Abdullah ibn Mes'ûd, bir kimseyi, kendisinin Peygamber'den hilafını işittiği bir okuyuşla bir âyeti okurken işitti.(Dedi ki:) Hemen o kimsenin elinden tutup, onu Peygamber'e götürdüm. Peygamber(sallallahü aleyhi ve sellem): "Her ikiniz de güzel okuyorsunuz. Binâenaleyh her ikiniz de okuyunuz" buyurdu. Şu'be şöyle dedi: Gâlib zannıma göre Peygamber: "Şübhesiz sizden evvelki milletler ihtilâf ettiler de bu ihtilâfları kendilerini helak etti" buyurdu
Kaynak: Sahîh-i Buhârî, Kitâbu Fadâili'l-kur'ân
Konu: Kurân Üzerinde Kalbleriniz Birleştikçe Kurân Okuyunuz
5118-)
Bize Humeyd ibnu Ebî Humeyd et-Tavîl haber verdi ki, kendisi Enes İbn Mâlik (radıyallahü anh)‘ten şöyle derken işitmiştir: Üç kişi Peygamber’in kadınlarının evlerine geldi de, Peygamber’in ibadetinden soruyorlardı. Bunlara Peygamber’in ibadeti haber verilince kendileri bu ibadeti azımsadılar ve: “Biz nerede,Peygamber nerede? Muhakkak Allah peygamberini geçmiş olan ve gelecekte işlenmesi muhtemel bulunan bütün günahlarını mağfiret etmiştir, dediler. İçlerinden biri: Bana gelince, ben geceleri daima namaz kılacağım! Dedi. Diğeri de: Ben her zaman oruç tutacağım ve oruçsuz olmayacağım, dedi. Üçüncüsü de: Ben de kadınlardan ayrı yaşayacağım, hiç evlenmeyeceğim, dedi. bu sözleri söylerken Rasûlüllah sallallahü aleyhi ve sellem onların yanlarına çıkageldi de: “ Sizler şöyle şöyle söyleyen kimselersiniz. Dikkat edin! Allah’a yemin ederim ki, ben sizin Allah'tan en çok korkanınız ve en çok takvalı olanınız bulunuyorum. Bununla beraber ben oruç tutarım, oruçsuz bulunurum, nafile namaz kılarım, (gecenin bir kısmında) uyurum, kadınlarla da evlenirim. (İşte benim sünnetim, hayat yolum budur.) Her kim benim bu sünnetimden (hayat yolumdan) yüz çevirirse, o benden değildir” buyurdu.

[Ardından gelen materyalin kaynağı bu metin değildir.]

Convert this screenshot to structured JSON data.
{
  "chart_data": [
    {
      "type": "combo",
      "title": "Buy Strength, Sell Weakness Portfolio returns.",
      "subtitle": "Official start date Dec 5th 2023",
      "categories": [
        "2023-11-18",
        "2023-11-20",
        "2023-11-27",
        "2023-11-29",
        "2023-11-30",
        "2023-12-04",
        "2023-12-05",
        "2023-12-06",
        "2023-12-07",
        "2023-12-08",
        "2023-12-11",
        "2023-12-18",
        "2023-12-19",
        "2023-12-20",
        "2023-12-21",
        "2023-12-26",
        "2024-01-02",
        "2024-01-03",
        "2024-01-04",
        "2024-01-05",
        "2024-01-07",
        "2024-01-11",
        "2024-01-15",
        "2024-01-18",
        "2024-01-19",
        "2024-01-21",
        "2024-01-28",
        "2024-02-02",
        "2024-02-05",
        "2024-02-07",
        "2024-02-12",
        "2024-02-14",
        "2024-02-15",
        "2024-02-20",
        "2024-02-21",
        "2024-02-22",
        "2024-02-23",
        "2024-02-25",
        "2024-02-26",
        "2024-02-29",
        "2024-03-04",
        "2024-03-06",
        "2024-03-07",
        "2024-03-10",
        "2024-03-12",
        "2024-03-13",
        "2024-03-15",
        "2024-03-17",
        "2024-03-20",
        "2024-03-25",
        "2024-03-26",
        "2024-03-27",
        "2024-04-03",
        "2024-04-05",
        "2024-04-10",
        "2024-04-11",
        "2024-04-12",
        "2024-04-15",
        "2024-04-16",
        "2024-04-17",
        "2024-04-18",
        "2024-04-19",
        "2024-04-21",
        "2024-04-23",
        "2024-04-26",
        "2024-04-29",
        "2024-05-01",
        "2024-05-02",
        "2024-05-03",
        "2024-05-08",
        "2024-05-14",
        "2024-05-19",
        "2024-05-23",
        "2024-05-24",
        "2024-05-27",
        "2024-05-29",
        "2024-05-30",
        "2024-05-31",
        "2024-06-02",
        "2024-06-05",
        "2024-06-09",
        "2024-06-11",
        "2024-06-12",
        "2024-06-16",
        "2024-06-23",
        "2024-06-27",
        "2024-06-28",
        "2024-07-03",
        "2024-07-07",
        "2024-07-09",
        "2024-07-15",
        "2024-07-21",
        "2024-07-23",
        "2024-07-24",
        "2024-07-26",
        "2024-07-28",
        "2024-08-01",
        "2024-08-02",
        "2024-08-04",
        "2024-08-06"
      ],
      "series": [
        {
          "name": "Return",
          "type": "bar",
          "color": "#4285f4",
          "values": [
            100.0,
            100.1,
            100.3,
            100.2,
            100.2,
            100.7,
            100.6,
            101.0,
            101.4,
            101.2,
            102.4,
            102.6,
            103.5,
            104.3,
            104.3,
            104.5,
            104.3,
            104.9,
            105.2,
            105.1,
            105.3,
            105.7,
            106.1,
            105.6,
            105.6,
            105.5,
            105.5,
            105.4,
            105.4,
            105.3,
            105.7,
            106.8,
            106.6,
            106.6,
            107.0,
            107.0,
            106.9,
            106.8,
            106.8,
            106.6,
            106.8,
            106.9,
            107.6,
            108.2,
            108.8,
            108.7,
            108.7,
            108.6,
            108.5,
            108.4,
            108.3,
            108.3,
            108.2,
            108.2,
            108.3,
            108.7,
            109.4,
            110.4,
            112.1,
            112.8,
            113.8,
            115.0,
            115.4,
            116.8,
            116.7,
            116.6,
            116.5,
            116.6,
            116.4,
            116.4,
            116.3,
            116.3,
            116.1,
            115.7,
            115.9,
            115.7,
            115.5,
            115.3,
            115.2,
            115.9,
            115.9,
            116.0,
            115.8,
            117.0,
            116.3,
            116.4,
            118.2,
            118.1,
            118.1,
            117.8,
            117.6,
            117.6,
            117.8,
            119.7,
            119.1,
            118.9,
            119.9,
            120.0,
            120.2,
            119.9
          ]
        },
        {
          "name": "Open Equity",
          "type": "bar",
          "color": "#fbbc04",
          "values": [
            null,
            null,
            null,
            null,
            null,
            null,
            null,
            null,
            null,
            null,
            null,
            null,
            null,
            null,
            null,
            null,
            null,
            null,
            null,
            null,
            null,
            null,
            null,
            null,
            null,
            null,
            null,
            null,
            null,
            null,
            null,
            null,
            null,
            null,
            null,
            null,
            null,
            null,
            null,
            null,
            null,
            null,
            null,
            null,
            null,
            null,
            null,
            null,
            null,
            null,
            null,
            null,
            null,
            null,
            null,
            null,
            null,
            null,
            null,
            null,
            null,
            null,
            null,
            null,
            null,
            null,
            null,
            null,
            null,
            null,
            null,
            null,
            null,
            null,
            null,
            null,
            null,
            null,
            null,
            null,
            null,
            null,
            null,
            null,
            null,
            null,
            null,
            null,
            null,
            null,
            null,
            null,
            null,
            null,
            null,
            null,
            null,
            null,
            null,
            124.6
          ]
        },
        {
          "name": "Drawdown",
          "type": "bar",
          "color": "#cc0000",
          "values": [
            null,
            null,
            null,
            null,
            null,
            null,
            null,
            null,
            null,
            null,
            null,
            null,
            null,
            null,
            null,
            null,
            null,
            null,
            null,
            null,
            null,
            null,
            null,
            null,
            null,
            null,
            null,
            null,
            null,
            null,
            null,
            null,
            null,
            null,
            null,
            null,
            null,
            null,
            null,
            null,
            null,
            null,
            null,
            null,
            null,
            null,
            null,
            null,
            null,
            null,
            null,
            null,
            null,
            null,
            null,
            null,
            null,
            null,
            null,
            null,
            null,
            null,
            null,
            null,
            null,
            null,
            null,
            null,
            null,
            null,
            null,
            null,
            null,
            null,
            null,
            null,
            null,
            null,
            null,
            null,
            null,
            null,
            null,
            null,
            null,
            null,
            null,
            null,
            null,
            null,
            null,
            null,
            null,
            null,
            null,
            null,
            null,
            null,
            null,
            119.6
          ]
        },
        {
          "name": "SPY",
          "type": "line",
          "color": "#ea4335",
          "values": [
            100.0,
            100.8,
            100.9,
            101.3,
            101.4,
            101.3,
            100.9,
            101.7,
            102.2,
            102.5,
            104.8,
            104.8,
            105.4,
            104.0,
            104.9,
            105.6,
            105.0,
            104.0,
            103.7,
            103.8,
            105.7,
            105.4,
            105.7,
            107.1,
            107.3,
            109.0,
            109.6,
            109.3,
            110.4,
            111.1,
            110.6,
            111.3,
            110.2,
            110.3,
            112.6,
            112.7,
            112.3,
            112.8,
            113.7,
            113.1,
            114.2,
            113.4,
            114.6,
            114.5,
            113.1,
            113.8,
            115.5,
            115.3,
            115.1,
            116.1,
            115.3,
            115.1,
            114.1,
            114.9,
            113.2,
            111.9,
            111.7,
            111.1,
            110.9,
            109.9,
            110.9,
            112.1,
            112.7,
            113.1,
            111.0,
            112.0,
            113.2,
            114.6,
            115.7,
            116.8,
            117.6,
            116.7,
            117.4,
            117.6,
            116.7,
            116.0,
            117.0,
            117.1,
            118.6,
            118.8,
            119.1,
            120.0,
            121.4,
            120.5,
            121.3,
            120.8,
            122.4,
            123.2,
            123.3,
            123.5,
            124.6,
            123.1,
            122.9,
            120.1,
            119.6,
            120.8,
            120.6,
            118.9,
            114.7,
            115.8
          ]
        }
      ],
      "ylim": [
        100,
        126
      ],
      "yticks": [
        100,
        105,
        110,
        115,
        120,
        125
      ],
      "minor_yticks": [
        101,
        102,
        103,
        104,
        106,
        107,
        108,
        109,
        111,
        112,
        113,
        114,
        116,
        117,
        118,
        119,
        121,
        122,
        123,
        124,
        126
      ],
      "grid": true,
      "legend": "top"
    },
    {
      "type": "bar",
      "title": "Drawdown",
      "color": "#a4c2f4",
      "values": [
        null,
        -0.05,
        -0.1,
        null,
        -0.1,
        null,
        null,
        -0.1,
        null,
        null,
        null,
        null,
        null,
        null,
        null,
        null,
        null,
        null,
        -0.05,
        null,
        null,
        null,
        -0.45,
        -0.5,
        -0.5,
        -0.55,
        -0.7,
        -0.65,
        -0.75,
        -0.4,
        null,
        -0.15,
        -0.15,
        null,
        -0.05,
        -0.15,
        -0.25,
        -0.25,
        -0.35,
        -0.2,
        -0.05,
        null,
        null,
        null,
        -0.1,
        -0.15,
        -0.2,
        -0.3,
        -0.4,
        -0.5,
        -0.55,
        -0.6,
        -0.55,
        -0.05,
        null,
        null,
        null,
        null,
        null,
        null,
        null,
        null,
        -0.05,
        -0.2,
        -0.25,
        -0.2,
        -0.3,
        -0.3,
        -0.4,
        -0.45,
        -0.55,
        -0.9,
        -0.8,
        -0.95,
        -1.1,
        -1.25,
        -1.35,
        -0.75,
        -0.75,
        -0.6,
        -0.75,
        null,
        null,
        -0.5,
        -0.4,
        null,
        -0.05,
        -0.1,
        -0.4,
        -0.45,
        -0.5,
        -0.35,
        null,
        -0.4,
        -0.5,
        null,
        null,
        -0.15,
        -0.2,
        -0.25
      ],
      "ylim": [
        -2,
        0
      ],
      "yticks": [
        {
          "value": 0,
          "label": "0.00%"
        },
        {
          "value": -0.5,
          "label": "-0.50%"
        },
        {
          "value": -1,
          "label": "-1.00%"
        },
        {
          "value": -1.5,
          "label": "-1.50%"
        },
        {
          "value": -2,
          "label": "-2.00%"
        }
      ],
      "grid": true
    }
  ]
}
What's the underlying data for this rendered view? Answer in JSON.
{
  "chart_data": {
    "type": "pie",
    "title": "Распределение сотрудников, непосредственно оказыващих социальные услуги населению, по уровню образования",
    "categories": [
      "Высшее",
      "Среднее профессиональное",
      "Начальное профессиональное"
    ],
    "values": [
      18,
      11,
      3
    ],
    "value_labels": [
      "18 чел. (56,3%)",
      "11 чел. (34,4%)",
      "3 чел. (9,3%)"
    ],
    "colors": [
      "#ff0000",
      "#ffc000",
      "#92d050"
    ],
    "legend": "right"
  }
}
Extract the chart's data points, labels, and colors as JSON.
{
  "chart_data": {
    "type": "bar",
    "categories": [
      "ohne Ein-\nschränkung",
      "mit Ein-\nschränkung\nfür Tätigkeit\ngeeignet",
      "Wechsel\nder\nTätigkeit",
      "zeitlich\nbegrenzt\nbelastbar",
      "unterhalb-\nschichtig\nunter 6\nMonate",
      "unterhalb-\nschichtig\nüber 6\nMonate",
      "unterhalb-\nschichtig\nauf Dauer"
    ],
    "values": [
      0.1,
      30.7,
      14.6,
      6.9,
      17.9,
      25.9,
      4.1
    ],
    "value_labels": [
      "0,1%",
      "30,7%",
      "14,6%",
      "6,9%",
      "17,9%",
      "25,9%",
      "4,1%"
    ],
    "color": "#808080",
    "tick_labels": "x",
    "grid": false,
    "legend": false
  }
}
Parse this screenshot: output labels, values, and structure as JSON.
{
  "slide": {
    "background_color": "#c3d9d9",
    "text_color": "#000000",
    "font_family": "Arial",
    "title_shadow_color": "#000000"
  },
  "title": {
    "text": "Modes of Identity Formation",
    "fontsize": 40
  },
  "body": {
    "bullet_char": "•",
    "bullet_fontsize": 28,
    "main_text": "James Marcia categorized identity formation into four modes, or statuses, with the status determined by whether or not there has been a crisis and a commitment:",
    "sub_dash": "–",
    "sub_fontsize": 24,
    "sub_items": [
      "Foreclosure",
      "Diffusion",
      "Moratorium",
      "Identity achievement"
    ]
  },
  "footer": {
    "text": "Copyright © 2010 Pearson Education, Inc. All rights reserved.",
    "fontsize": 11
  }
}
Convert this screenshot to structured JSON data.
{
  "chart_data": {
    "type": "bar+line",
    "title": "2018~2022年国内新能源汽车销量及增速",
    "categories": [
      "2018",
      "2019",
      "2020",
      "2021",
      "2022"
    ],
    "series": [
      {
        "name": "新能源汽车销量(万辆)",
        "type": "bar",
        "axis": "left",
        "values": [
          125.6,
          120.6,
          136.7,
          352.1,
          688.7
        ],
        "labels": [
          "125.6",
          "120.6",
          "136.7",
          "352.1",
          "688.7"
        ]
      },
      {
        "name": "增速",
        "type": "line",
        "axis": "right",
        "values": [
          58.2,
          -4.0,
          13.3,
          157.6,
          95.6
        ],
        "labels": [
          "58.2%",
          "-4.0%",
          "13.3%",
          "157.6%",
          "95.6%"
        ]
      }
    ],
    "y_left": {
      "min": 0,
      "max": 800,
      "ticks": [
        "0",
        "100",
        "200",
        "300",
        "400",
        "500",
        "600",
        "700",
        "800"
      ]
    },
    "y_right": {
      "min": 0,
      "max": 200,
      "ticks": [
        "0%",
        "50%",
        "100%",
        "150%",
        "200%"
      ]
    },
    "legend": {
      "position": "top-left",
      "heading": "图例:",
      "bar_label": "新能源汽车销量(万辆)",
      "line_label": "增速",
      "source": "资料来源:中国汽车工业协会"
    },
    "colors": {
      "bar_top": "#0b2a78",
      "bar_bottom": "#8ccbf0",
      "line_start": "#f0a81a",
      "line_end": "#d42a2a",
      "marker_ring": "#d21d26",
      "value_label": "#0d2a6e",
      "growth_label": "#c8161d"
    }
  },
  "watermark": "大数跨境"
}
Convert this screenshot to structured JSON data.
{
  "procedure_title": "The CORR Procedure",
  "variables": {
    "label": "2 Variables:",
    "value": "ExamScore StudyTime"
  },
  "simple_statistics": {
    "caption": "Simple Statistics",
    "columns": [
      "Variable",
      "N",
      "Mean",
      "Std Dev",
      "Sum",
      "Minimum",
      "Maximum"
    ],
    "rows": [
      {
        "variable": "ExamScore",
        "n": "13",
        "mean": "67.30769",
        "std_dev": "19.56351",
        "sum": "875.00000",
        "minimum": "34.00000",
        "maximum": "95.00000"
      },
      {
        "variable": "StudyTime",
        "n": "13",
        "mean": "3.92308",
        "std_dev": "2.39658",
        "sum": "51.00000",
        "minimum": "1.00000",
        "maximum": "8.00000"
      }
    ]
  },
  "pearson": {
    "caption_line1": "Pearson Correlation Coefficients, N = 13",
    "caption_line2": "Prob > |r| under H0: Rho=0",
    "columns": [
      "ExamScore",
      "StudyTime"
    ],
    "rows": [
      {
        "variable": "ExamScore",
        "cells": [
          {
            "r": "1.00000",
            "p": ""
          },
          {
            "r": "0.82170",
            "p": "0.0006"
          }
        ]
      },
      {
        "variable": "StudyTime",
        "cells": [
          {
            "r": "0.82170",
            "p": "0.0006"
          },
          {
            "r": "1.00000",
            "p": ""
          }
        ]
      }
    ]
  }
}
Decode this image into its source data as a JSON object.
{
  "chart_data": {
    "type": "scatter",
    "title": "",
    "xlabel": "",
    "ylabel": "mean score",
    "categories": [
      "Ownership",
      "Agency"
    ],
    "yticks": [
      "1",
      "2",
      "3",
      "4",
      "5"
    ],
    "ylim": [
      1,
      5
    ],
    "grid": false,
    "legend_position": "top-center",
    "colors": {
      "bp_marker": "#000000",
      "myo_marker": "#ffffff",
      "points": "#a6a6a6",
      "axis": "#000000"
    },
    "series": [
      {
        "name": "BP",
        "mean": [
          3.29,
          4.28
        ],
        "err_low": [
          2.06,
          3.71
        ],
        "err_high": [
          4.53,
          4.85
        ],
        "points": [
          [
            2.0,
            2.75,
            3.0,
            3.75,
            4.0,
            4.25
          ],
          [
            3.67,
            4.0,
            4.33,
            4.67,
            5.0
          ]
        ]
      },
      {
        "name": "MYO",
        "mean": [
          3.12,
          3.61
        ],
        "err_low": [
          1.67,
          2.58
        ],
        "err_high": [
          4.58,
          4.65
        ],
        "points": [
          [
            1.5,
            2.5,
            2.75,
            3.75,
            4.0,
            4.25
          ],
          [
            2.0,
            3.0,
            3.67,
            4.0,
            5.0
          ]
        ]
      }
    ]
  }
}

Kaynak: Sahîh-i Buhârî, Kitâbu’n-nikâh
Konu: Nikâha Rağbetlendirme Bâbı.
5119-)
Ez-Zuhrî şöyle demiştir: Bana Urve haber verdi ki, kendisi Aişe’ye Yüce Allah’ın şu kavlinden sormuş: “Eğer yetim kızlar hakkında adaleti yerine getiremeyeveğinizden korkarsanız, sizin için halal olan (diğer) kadınlardan ikişer, üçer, dörder olmak üzere nikâh edin. Şayet (bu suretle de) adalet yapamayacağınızdan endişe ederseniz, o zaman bir tane ile yahut malik olduğunuz câriye ile yetinin. Bu, sizin için (hakk’tan) eğerilip sapmamanıza daha yakındır”.(en-Nisâ;3) şöyle demiştir: Ey kızkardeşimin oğlu! Bu yetim kız, velisinin velâyet ve himayesinde bulunur. Velisi onun malı ve güzelliği hakkında rağbet hisseder de o yetim kızın akranına vereceği mehrin en az miktarı mukabilinde onunla evlenmek ister.(yani mehrinden az vermek suretiyle haksızlık eder). İşte (bu ayette) o çeşit veliler, velâyetleri altındaki yetim kızları, haklarında adalet edinceye ve mehirlerini tekmilleyinceye kadar nikâh etmelerinden nehy olundular da bunlardan başka(kendilerine helal olan) kadınlardan nikâh etmeleriyle emrolundular.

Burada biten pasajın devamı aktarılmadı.